Venture Capital (VC) and Private Equity (PE) capital is invited to participate in operational investments around water, sanitation and their link with the circular economy. Blended finance of all kinds including social and green bond-structures bring aid and trade sector and their financial means  together (i.e. donor money-ODA-WB-budget support-investments-impact investments-bonds). Green-blue bond structures are developed, carbon credit structures are designed for safe water and for energy products from sanitation. DRFLC (de-risking first loss capital) structures come up between NGO’s, donor’s and investment funds. 

Sustainability 
In WASH, the awareness grew around sustainability, when being confronted with extreme short life cycle of donated infrastructural aid like handpumps, toilets, treatment systems and pumping stations. Cost recovery of OPEX (operational expenditures) including money for maintenance and repair/replacement was not established. You can read here  which effects this had on Dutch policy choices and implementation.

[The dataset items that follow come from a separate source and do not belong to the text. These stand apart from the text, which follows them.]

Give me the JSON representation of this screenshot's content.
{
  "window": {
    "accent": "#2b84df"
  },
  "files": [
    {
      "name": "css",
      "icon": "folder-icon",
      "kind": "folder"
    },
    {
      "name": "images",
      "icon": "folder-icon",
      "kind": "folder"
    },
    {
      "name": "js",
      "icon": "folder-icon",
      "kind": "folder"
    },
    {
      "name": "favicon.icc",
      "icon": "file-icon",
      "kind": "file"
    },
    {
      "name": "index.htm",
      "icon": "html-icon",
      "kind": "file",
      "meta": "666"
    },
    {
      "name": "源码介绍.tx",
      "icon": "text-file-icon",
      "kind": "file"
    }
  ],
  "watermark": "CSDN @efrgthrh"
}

The second half of the MDG period reflects numerous financial innovations driven by trust funds, thematic funds (like climate funds, innovation funds) and platforms like GIIN, OECD, WBCSD, WEF and impact investment funds, derived from charity and philanthropy foundations. Micro finance in WASH gets an impulse from water.org (and later watercredit.org) and commercial banks with a development foundation branche. Green-blue bond structures are developed, carbon credit structures are designed for safe water and for energy products from sanitation. DRFLC structures come up between NGO’s, donor’s and investment funds.